During the last yr, a very powerful theme has been momentum plus growth. In its third-quarter (Q3) 2025 replace, it reported file quarterly gross sales and file earnings earlier than curiosity, taxes, depreciation, and amortization (EBITDA), even after coping with two weeks of street blockades in July. It confirmed it may hold working by means of real-world disruptions, which is strictly what you need in a uneven yr. It additionally saved pushing its progress plan ahead as a substitute of simply speaking about it.
Then January introduced the sort of replace that tends to wake the market up. It mentioned it beat 2025 gross sales and manufacturing steerage, and laid out an even bigger 2026 outlook. It additionally highlighted progress on worldwide growth, together with a Senegal pilot plant that it expects to begin processing ore in early Q2 2026, plus early-stage discussions tied to Ghana. Whereas a single-asset story at all times carries focus threat, growth can cut back it over time.
Earnings help
Now the numbers. In Q3 2025, it reported gross sales of US$100.5 million, internet earnings of US$5.5 million (US$0.13 per share), and EBITDA of US$9 million. These outcomes confirmed respectable profitability even when operations confronted interruptions.
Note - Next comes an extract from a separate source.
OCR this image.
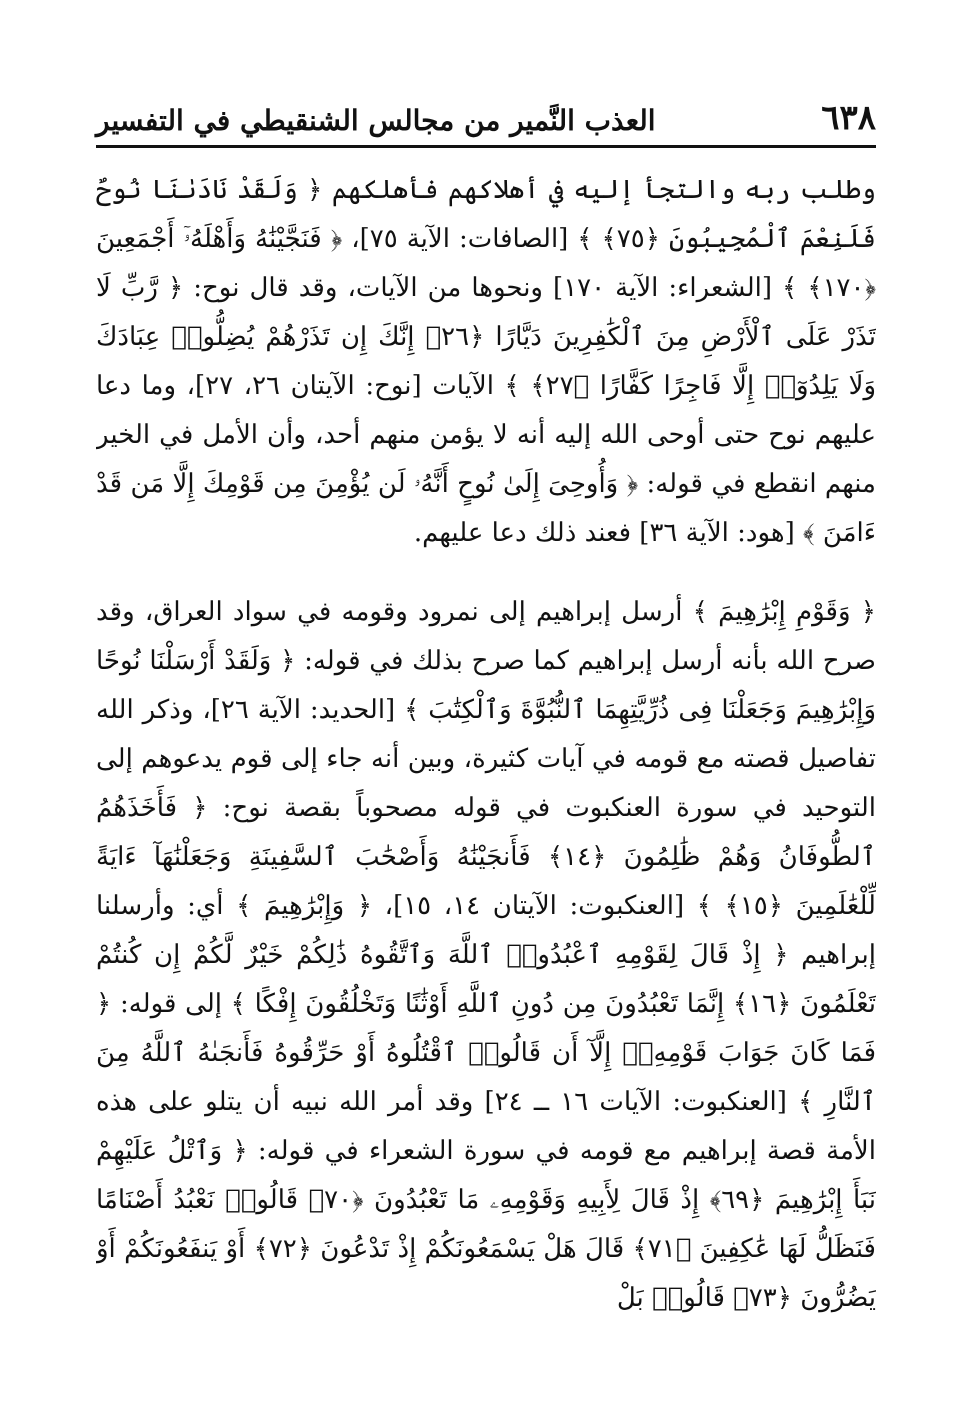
٦٣٨
العذب النَّمير من مجالس الشنقيطي في التفسير

وطلب ربه والتجأ إليه في أهلاكهم فأهلكهم ﴿ وَلَقَدْ نَادَىٰنَا نُوحٌ فَلَنِعْمَ ٱلْمُجِيبُونَ ﴿٧٥﴾ ﴾ [الصافات: الآية ٧٥]، ﴿ فَنَجَّيْنَٰهُ وَأَهْلَهُۥٓ أَجْمَعِينَ ﴿١٧٠﴾ ﴾ [الشعراء: الآية ١٧٠] ونحوها من الآيات، وقد قال نوح: ﴿ رَّبِّ لَا تَذَرْ عَلَى ٱلْأَرْضِ مِنَ ٱلْكَٰفِرِينَ دَيَّارًا ﴿٢٦﴾ إِنَّكَ إِن تَذَرْهُمْ يُضِلُّوا۟ عِبَادَكَ وَلَا يَلِدُوٓا۟ إِلَّا فَاجِرًا كَفَّارًا ﴿٢٧﴾ ﴾ الآيات [نوح: الآيتان ٢٦، ٢٧]، وما دعا عليهم نوح حتى أوحى الله إليه أنه لا يؤمن منهم أحد، وأن الأمل في الخير منهم انقطع في قوله: ﴿ وَأُوحِىَ إِلَىٰ نُوحٍ أَنَّهُۥ لَن يُؤْمِنَ مِن قَوْمِكَ إِلَّا مَن قَدْ ءَامَنَ ﴾ [هود: الآية ٣٦] فعند ذلك دعا عليهم.

﴿ وَقَوْمِ إِبْرَٰهِيمَ ﴾ أرسل إبراهيم إلى نمرود وقومه في سواد العراق، وقد صرح الله بأنه أرسل إبراهيم كما صرح بذلك في قوله: ﴿ وَلَقَدْ أَرْسَلْنَا نُوحًا وَإِبْرَٰهِيمَ وَجَعَلْنَا فِى ذُرِّيَّتِهِمَا ٱلنُّبُوَّةَ وَٱلْكِتَٰبَ ﴾ [الحديد: الآية ٢٦]، وذكر الله تفاصيل قصته مع قومه في آيات كثيرة، وبين أنه جاء إلى قوم يدعوهم إلى التوحيد في سورة العنكبوت في قوله مصحوباً بقصة نوح: ﴿ فَأَخَذَهُمُ ٱلطُّوفَانُ وَهُمْ ظَٰلِمُونَ ﴿١٤﴾ فَأَنجَيْنَٰهُ وَأَصْحَٰبَ ٱلسَّفِينَةِ وَجَعَلْنَٰهَآ ءَايَةً لِّلْعَٰلَمِينَ ﴿١٥﴾ ﴾ [العنكبوت: الآيتان ١٤، ١٥]، ﴿ وَإِبْرَٰهِيمَ ﴾ أي: وأرسلنا إبراهيم ﴿ إِذْ قَالَ لِقَوْمِهِ ٱعْبُدُوا۟ ٱللَّهَ وَٱتَّقُوهُ ذَٰلِكُمْ خَيْرٌ لَّكُمْ إِن كُنتُمْ تَعْلَمُونَ ﴿١٦﴾ إِنَّمَا تَعْبُدُونَ مِن دُونِ ٱللَّهِ أَوْثَٰنًا وَتَخْلُقُونَ إِفْكًا ﴾ إلى قوله: ﴿ فَمَا كَانَ جَوَابَ قَوْمِهِۦٓ إِلَّآ أَن قَالُوا۟ ٱقْتُلُوهُ أَوْ حَرِّقُوهُ فَأَنجَىٰهُ ٱللَّهُ مِنَ ٱلنَّارِ ﴾ [العنكبوت: الآيات ١٦ ــ ٢٤] وقد أمر الله نبيه أن يتلو على هذه الأمة قصة إبراهيم مع قومه في سورة الشعراء في قوله: ﴿ وَٱتْلُ عَلَيْهِمْ نَبَأَ إِبْرَٰهِيمَ ﴿٦٩﴾ إِذْ قَالَ لِأَبِيهِ وَقَوْمِهِۦ مَا تَعْبُدُونَ ﴿٧٠﴾ قَالُوا۟ نَعْبُدُ أَصْنَامًا فَنَظَلُّ لَهَا عَٰكِفِينَ ﴿٧١﴾ قَالَ هَلْ يَسْمَعُونَكُمْ إِذْ تَدْعُونَ ﴿٧٢﴾ أَوْ يَنفَعُونَكُمْ أَوْ يَضُرُّونَ ﴿٧٣﴾ قَالُوا۟ بَلْ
For the total yr 2025, it reported file gross sales of US$397.6 million and gold-equivalent manufacturing of 113,791 ounces, with a median realized worth of US$3,494 per gold ounce bought. That’s a powerful combo: extra quantity, sturdy pricing, and earnings you’ll be able to truly measure.
The 2026 outlook is what makes this fascinating for a TFSA in a bumpy market. It guided for gross sales of US$530 million to US$580 million, manufacturing of 125,000 to 135,000 gold-equivalent ounces, and internet earnings of US$22 million to US$26 million. That may be a significant step up from 2025, and it suggests administration sees actual demand for its providers and capability. If it hits these targets, it might probably hold funding dividends whereas nonetheless investing in progress tasks.
Valuation helps seal the “uneven yr” case, as you aren’t paying a premium a number of for a scorching narrative. The inventory trades at simply 12.3 instances earnings, providing up a 2% dividend. That’s not a large yield, however a pleasant bonus whenever you pair it with a low-looking a number of and an organization that simply raised its progress ambitions. The danger, in fact, is that this enterprise nonetheless relies on gold costs, provide of ore, and clean operations in Peru, so you don’t deal with it like a regulated utility. Nonetheless, right here’s what even $7,000 may herald by means of dividends alone.
| COMPANY | RECENT PRICE | NUMBER OF SHARES | ANNUAL DIVIDEND | ANNUAL TOTAL PAYOUT | FREQUENCY | TOTAL INVESTMENT |
|---|---|---|---|---|---|---|
| DNG | $6.26 | 1,118 | $0.16 | $178.88 | Month-to-month | $6,998.68 |
Backside line
So, may it’s a purchase for others? Actually, if you would like a smaller Canadian title with a transparent enterprise mannequin, seen targets for 2026, and a valuation that doesn’t require excellent sentiment. It may well additionally match if you happen to like the thought of getting paid whereas it executes, while not having a roaring bull market to make the mathematics work. Nevertheless, if you would like a pure “sleep-at-night” blue chip, this would possibly really feel too area of interest, and nation threat plus gold volatility can nonetheless create surprises. When you can deal with these trade-offs, it’s a fairly compelling TFSA candidate for a uneven 2026.